The Simple Things
The Herbery Growing rosemary
THIS MONTH IN OUR NEW SERIES: LIA LEENDERTZ PICKS SHOOTS FROM THIS HOME- GROWN MEDITERRANEAN HERB AND REVEALS ITS DELICIOUSNESS IN DISHES BOTH SAVOURY AND SWEET
Rosemary is a savoury and strident herb that can also work in sweet dishes. Its Latin name,
Rosmarinus, means ‘dew of the sea’, perhaps because its wild Mediterranean habitat is often on craggy sea cliffs. An alternative story for the origin of the name is that the Virgin Mary spread her blue cloak over a white flowered bush, turning all of the flowers blue, and from then on it was known as ‘the rose of Mary’. It has long been associated with weddings and woven into bridal wreaths, but is also known as a herb of remembrance.
In winter it produces blue-lilac flowers, which taste like a gentler and sweeter version of the leaf, and a smattering of these hang on into early spring: sprinkle them over ice-cream and other desserts.
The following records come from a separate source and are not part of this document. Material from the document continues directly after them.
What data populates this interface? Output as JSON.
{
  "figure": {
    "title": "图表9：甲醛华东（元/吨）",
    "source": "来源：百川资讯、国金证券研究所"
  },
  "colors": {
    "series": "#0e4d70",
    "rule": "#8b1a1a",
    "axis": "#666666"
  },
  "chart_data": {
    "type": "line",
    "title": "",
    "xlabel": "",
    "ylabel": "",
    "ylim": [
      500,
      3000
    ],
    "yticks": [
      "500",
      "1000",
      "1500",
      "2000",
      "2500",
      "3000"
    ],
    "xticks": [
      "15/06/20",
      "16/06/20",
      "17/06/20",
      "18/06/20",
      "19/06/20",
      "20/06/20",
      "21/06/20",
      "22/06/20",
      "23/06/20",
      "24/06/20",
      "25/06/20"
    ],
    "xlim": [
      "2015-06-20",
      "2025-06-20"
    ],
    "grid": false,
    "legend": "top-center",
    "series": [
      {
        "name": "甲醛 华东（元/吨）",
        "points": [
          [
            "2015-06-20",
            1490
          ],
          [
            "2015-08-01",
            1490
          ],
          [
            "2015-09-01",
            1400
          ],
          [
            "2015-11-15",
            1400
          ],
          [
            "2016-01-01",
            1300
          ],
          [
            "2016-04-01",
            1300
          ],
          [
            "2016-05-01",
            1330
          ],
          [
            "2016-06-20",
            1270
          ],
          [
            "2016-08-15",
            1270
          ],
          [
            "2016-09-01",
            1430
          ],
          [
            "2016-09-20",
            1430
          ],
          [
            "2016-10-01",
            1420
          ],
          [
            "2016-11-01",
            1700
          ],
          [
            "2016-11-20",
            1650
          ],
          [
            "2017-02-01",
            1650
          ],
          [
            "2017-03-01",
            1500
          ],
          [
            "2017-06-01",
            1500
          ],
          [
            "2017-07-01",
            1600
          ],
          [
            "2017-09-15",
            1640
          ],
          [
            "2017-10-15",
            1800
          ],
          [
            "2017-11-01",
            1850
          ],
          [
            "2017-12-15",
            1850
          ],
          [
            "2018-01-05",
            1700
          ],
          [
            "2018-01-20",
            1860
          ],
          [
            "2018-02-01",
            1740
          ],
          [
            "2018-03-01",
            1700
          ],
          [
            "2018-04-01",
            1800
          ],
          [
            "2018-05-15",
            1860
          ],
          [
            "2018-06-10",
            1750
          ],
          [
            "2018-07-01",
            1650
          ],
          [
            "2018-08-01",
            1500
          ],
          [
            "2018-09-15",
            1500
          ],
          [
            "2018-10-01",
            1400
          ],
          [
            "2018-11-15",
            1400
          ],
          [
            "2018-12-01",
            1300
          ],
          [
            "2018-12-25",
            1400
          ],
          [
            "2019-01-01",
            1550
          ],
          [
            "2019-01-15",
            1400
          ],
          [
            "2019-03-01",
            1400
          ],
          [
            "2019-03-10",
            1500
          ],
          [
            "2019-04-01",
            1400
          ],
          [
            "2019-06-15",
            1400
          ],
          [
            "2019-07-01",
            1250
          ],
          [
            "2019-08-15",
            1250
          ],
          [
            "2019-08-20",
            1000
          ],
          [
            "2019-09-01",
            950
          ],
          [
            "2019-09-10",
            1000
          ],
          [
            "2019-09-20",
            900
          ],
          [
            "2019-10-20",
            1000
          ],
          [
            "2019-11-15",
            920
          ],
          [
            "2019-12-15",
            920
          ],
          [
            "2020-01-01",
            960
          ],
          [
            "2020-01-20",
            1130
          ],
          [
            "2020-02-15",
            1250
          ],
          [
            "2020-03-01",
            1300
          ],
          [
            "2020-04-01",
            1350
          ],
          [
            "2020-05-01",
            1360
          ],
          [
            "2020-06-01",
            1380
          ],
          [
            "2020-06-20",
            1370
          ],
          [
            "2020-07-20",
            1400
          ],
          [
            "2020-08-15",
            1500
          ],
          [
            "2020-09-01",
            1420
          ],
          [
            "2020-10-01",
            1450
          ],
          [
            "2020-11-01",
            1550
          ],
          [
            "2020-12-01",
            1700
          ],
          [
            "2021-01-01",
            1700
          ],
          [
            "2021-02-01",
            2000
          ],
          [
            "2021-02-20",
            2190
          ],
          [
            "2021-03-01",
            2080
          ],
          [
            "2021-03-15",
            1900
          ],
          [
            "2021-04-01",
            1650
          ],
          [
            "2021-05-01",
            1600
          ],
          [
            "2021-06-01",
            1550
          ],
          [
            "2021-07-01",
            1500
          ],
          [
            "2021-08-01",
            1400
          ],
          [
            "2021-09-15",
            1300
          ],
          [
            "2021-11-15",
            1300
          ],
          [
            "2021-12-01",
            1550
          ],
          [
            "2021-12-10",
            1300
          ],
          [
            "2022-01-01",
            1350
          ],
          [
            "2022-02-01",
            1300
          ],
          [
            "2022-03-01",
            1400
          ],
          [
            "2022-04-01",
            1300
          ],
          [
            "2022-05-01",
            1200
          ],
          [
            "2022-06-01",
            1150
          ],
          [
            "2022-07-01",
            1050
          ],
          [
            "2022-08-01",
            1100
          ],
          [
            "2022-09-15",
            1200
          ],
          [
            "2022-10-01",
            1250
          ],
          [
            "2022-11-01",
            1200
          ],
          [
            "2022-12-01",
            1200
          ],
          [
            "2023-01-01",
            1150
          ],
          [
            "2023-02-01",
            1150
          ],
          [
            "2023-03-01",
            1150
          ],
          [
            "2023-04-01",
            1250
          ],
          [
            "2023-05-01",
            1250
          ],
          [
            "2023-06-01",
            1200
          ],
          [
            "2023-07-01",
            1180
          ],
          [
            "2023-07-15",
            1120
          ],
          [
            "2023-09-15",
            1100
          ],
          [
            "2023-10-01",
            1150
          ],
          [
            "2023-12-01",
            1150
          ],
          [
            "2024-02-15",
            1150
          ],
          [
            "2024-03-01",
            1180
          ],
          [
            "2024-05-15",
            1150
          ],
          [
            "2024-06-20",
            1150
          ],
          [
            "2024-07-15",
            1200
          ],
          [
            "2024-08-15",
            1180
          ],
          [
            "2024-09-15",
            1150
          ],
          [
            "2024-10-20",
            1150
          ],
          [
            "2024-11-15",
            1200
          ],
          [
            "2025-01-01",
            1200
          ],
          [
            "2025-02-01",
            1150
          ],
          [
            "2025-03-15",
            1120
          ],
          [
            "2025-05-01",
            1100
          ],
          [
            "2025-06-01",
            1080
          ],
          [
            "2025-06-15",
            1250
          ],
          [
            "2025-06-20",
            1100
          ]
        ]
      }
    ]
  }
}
The nice thing about rosemary is that it is so dependable. Once established, you’ll have an evergreen, shrubby bush with beautiful spires of foliage that can be picked throughout the year. If you are short on space, look for compact or trailing varieties that like being in pots, such as ‘Severn Sea’. It’s an easy plant to take cuttings from, too
It’s easy to take cuttings to make plants to give to friends. Make the cuttings a few inches long and ideally all this season’s growth (stems that are more pliable, less woody), then strip the leaves from the bottom two thirds of the cutting. Take a terracotta pot full of gritty compost and make a hole close to the edge, drop the cutting into it then firm around with compost. You can fit five cuttings into a small pot. Water, then cover the top of the pot with a clear plastic bag and secure with an elastic band. Place on a bright, but not sunny, windowsill. Remove the bag occasionally to look for signs that the cuttings have taken. It can be removed completely as soon as new growth is produced.